Some interesting problems in PCA

1.For PCA, in order to find U and W we need to find a solution to the following objective function:

argmin_ {U\in R^{d\times r}:U^TU=I}\sum^n_{i=1}\Vert x_i-UU^Tx_i\Vert_2^2

How can we simplify the equation above such that we transform the problem into a trace maximisation problem? Show the intermediate steps and the new objective function.

Solution:

\sum^n_{i=1}\Vert x_i-UU^Tx_i\Vert^2_2=\Vert X-UU^TX\Vert^2_2

=tr((X-UU^TX)^T(X-UU^TX))=tr(X^TX-2XTUU^TX+X^TUU^TUU^TX)

=tr(X^TX)-tr(X^TUU^TX)=\Vert X\Vert^2_2-tr(U^TXX^TU)=\Vert X\Vert^2_2-tr(U^TXX^TU)

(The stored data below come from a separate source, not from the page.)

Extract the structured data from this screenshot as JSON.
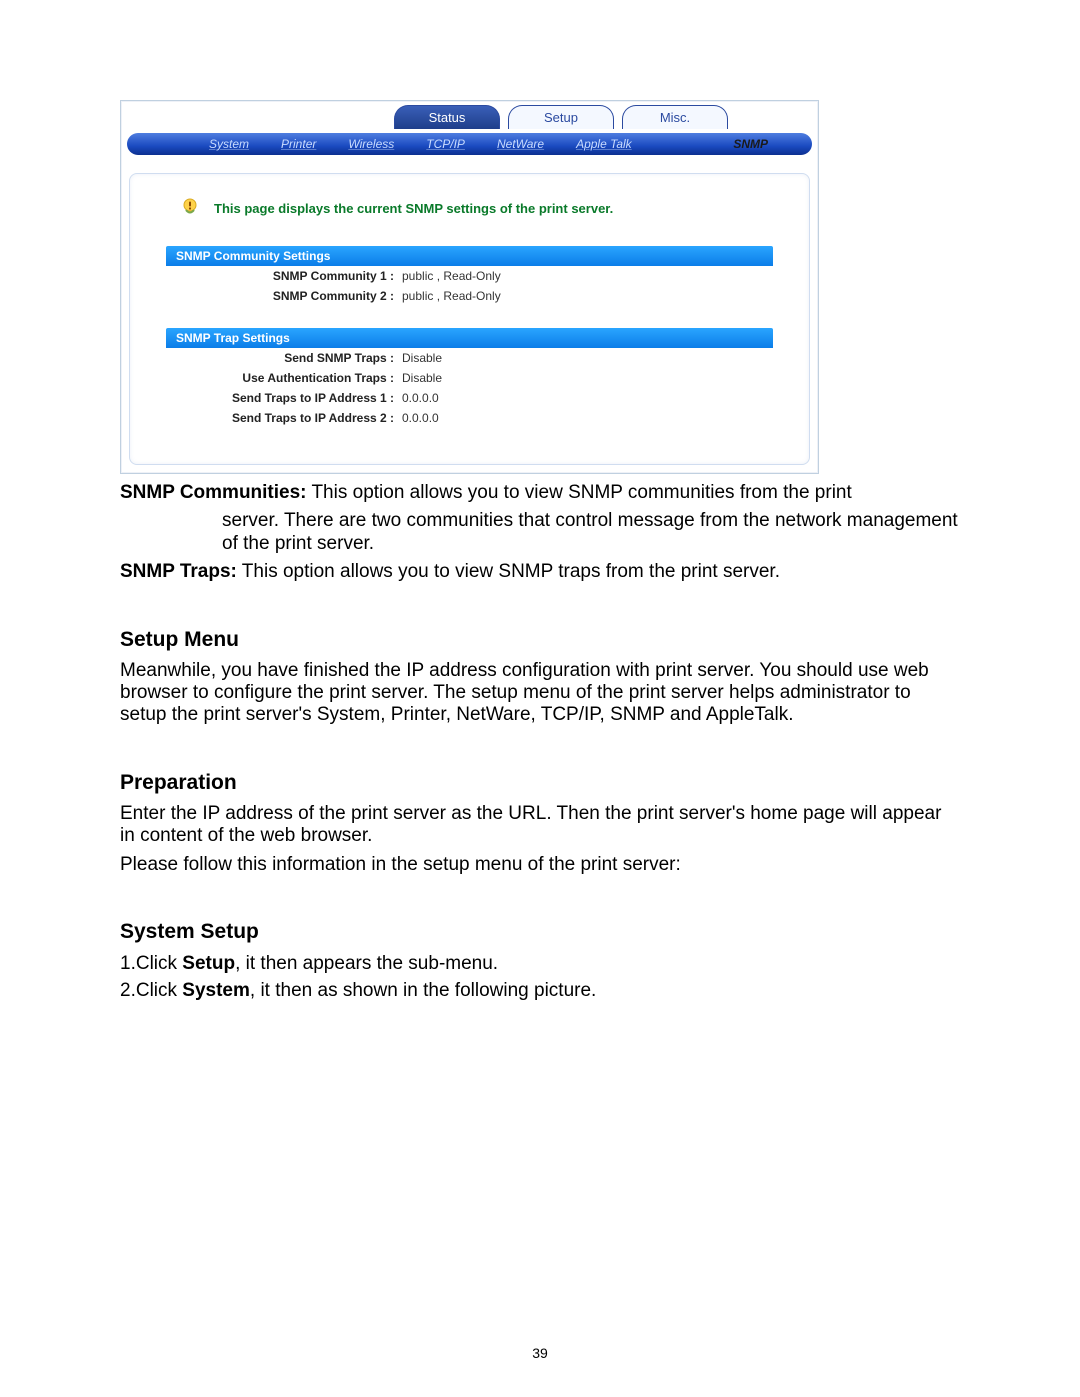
{
  "ui": {
    "top_tabs": {
      "status": "Status",
      "setup": "Setup",
      "misc": "Misc."
    },
    "nav": {
      "system": "System",
      "printer": "Printer",
      "wireless": "Wireless",
      "tcpip": "TCP/IP",
      "netware": "NetWare",
      "appletalk": "Apple Talk",
      "snmp": "SNMP"
    },
    "description": "This page displays the current SNMP settings of the print server.",
    "section1": {
      "title": "SNMP Community Settings",
      "rows": {
        "c1_label": "SNMP Community 1 :",
        "c1_value": "public , Read-Only",
        "c2_label": "SNMP Community 2 :",
        "c2_value": "public , Read-Only"
      }
    },
    "section2": {
      "title": "SNMP Trap Settings",
      "rows": {
        "r1_label": "Send SNMP Traps :",
        "r1_value": "Disable",
        "r2_label": "Use Authentication Traps :",
        "r2_value": "Disable",
        "r3_label": "Send Traps to IP Address 1 :",
        "r3_value": "0.0.0.0",
        "r4_label": "Send Traps to IP Address 2 :",
        "r4_value": "0.0.0.0"
      }
    }
  },
  "doc": {
    "p1_bold": "SNMP Communities:",
    "p1_a": " This option allows you to view SNMP communities from the print",
    "p1_b": "server. There are two communities that control message from the network management of the print server.",
    "p2_bold": "SNMP Traps:",
    "p2_rest": " This option allows you to view SNMP traps from the print server.",
    "h_setup": "Setup Menu",
    "p_setup": "Meanwhile, you have finished the IP address configuration with print server. You should  use web browser to configure the print server. The setup menu of the print server helps administrator to setup the print server's System, Printer, NetWare, TCP/IP, SNMP and AppleTalk.",
    "h_prep": "Preparation",
    "p_prep1": "Enter the IP address of the print server as the URL. Then the print server's home page will appear in content of the web browser.",
    "p_prep2": "Please follow this information in the setup menu of the print server:",
    "h_sys": "System Setup",
    "li1_a": "1.Click ",
    "li1_b": "Setup",
    "li1_c": ", it then appears the sub-menu.",
    "li2_a": "2.Click ",
    "li2_b": "System",
    "li2_c": ", it then as shown in the following picture.",
    "page_number": "39"
  }
}
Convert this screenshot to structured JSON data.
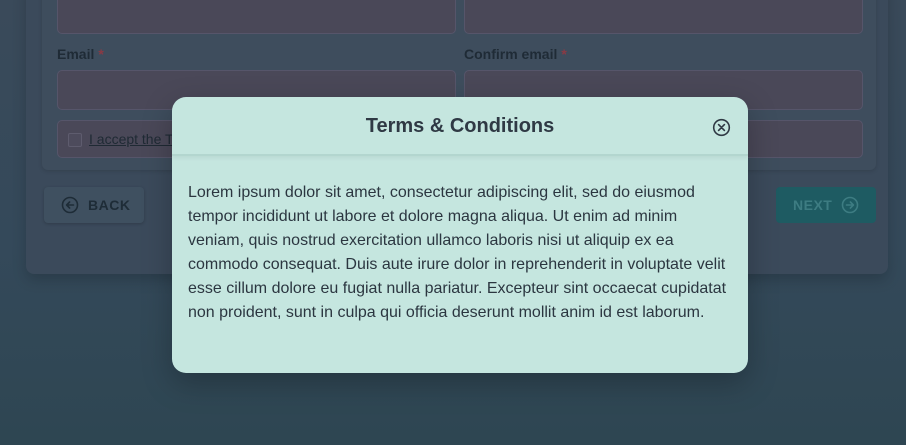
{
  "form": {
    "email_label": "Email",
    "confirm_email_label": "Confirm email",
    "required_mark": "*",
    "terms_text": "I accept the T"
  },
  "nav": {
    "back_label": "BACK",
    "next_label": "NEXT"
  },
  "modal": {
    "title": "Terms & Conditions",
    "body": "Lorem ipsum dolor sit amet, consectetur adipiscing elit, sed do eiusmod tempor incididunt ut labore et dolore magna aliqua. Ut enim ad minim veniam, quis nostrud exercitation ullamco laboris nisi ut aliquip ex ea commodo consequat. Duis aute irure dolor in reprehenderit in voluptate velit esse cillum dolore eu fugiat nulla pariatur. Excepteur sint occaecat cupidatat non proident, sunt in culpa qui officia deserunt mollit anim id est laborum."
  },
  "icons": {
    "back": "arrow-left-circle-icon",
    "next": "arrow-right-circle-icon",
    "close": "close-circle-icon"
  },
  "colors": {
    "modal_background": "#c5e6df",
    "next_button": "#1e5b62",
    "required": "#8a3a44",
    "overlay": "#34495a"
  }
}
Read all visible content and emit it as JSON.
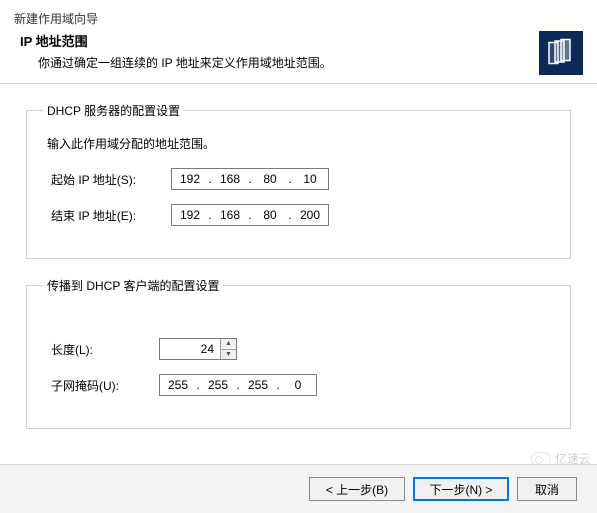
{
  "wizardTitle": "新建作用域向导",
  "header": {
    "title": "IP 地址范围",
    "desc": "你通过确定一组连续的 IP 地址来定义作用域地址范围。"
  },
  "group1": {
    "legend": "DHCP 服务器的配置设置",
    "desc": "输入此作用域分配的地址范围。",
    "startLabel": "起始 IP 地址(S):",
    "startIp": {
      "o1": "192",
      "o2": "168",
      "o3": "80",
      "o4": "10"
    },
    "endLabel": "结束 IP 地址(E):",
    "endIp": {
      "o1": "192",
      "o2": "168",
      "o3": "80",
      "o4": "200"
    }
  },
  "group2": {
    "legend": "传播到 DHCP 客户端的配置设置",
    "lengthLabel": "长度(L):",
    "lengthValue": "24",
    "maskLabel": "子网掩码(U):",
    "mask": {
      "o1": "255",
      "o2": "255",
      "o3": "255",
      "o4": "0"
    }
  },
  "buttons": {
    "back": "< 上一步(B)",
    "next": "下一步(N) >",
    "cancel": "取消"
  },
  "watermark": "亿速云"
}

Now we turn the objective into a trace maximisation problem:
argmax_{U\in R^{d\times r}:U^TU=I}trace(U^TXX^TU)

=argmax_{U\in R^{d\times r}:U^TU=I}trace(U^T\sum^n_{i=1}\pmb{x}_i\pmb{x}_i^TU)

If we define \Sigma=\frac{1}{n}\sum^n_{i=1}\pmb{x}_i\pmb{x}_i^T), this is equivalent (up to a constant factor) to:
argmax_{U\in R^{d\times r}:U^TU=I}race(U^T\Sigma U)


2.With a mean-centered data matrix X, a key component of PCA is the spectral decomposition of a matrix M defined as M= VDVT where:

M ∈Rd,d

V is a matrix whose columns \pmb{v}_1, \pmb{v}_2, ..., \pmb{v}_d  are the eigenvectors of M

D is the diagonal matrix with D_{i,i}=\lambda_i and \lambda_i is the eigenvalue of \pmb{v}_i

Assume that obtaining the square matrix M is computationally expensive. Can you

suggest an alternative method to obtain the eigenvectors of M?

Solution:

Consider K=X^TX such that K_{ij}=\langle x_i, x_j\rangle

Suppose v is an eigenvector of K: K\pmb{v}^*=\lambda\pmb{v}^* for some \lambda\in \mathbb{R}.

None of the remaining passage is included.